اِنَّ الَّذٖى فَرَضَ عَلَيْكَ الْقُرْاٰنَ لَرَادُّكَ اِلٰى مَعَادٍ
“Elbette o Kur’an’ın tebliğini üzerine farz kılan Allah, seni yine döneceğin yere döndürecektir.” (Kasas, 85)
Vatan doğup büyünen ve üzerinde yaşanan toprak parçasıdır. Vatan görünüşte sade bir toprak parçasıdır. Fakat alelade, sıradan bir toprak parçası değildir. Can verip can alınan, hayat parçasıdır.
Herkes vatanını sever. Bu duygu fıtrîdir, insanın içinde yaratılıştan vardır. Vatanını seven kimseye vatansever, vatanperver denir.

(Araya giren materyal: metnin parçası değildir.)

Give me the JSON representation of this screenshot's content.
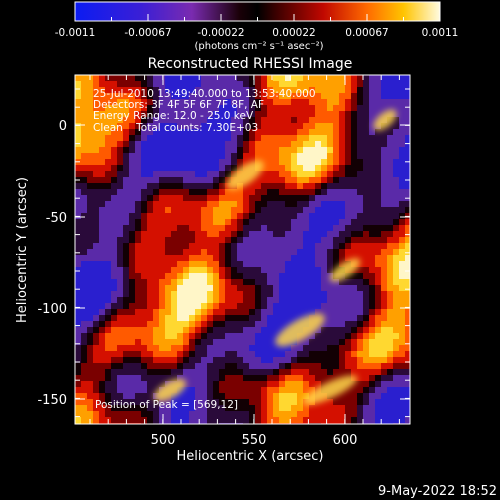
{
  "colorbar": {
    "tick_labels": [
      "-0.0011",
      "-0.00067",
      "-0.00022",
      "0.00022",
      "0.00067",
      "0.0011"
    ],
    "units": "(photons cm⁻² s⁻¹ asec⁻²)"
  },
  "title": "Reconstructed RHESSI Image",
  "info": {
    "line1": "25-Jul-2010 13:49:40.000 to 13:53:40.000",
    "line2": "Detectors: 3F 4F 5F 6F 7F 8F, AF",
    "line3": "Energy Range: 12.0 - 25.0 keV",
    "line4": "Clean    Total counts: 7.30E+03"
  },
  "peak_label": "Position of Peak = [569,12]",
  "x_axis": {
    "label": "Heliocentric X (arcsec)",
    "tick_labels": [
      "500",
      "550",
      "600"
    ]
  },
  "y_axis": {
    "label": "Heliocentric Y (arcsec)",
    "tick_labels": [
      "0",
      "-50",
      "-100",
      "-150"
    ]
  },
  "timestamp": "9-May-2022 18:52"
}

Bülbülü altın kafese koymuşlar “ah vatanım” demiş. Sormuşlar: Vatanın neresi? “Bir çalının dalı” demiş.
İnsanların bir vatana sahip olmaları kolay değildir. Sahip olduktan sonra onu korumak daha da zordur. Atalarımız vatanımızı korumak için tarih boyunca her türlü fedakarlığa katlanmışlar, binlerce şehit vermişlerdir. Adeta her karış toprağını şehit kanıyla sulamışlardır.
Merhum Mehmet Akif bir dörtlüğünde bu gerçeği şöyle ifade eder:
Bastığın yerleri toprak diyerek geçme, tanı,
Düşün altında binlerce kefensiz yatanı,
Sen şehit oğlusun incitme yazıktır atanı
Verme, dünyaları alsan da bu cennet vatanı.
Sen vatanına sahip olacaksın. Şairin dediği gibi:
Sahipsiz olan vatanın batması haktır,
Sen sahip olursan bu vatan batmayacaktır.
Şehitlik olmadan vatan olmaz. Evet, vatan bir toprak parçasıdır, ama her toprak parçası vatan değildir. Vatan, uğruna şehitlerin kan akıttıkları toprak parçasıdır. Toprak, eğer uğruna ölen varsa vatandır. sözü, ne güzel bir sözdür.
حُبُّ الْوَطَنِ مِنَ الْاِيمَانِ
“Vatan sevgisi imandandır”
Bugün sahip olduğumuz bu cennet vatan, kahraman atalarımızın her karışını kanları ile sulayarak bize emanet ettikleri topraklardır.
Vatan bizlere kolay emanet edilmedi. Nice canlar, nice haneler söndü. Analar bacılar yetimler… adı sanı duyulmamış şehitler ve gaziler…
Bugün cennet vatanımızın fetih gününü idrak ediyoruz. Zaferlerin gölgesinde nefesleniyoruz. Ağustos sıcağında kanını huzur için aktan şehitlerimizi, alın terini barış için döken gazilerimizi hatırlıyoruz.
26 Ağustos 1071 tarihinde Anadolu’nun kapılarını İslâm’a açan Malazgirt Meydan Muharebesini, 30 Ağustos 1922 tarihinde Anadolu’nun kapılarını düşmanlara kapatan Başkomutanlık Meydan Muharebesini ve diğer zaferlerimizi hatırlarız.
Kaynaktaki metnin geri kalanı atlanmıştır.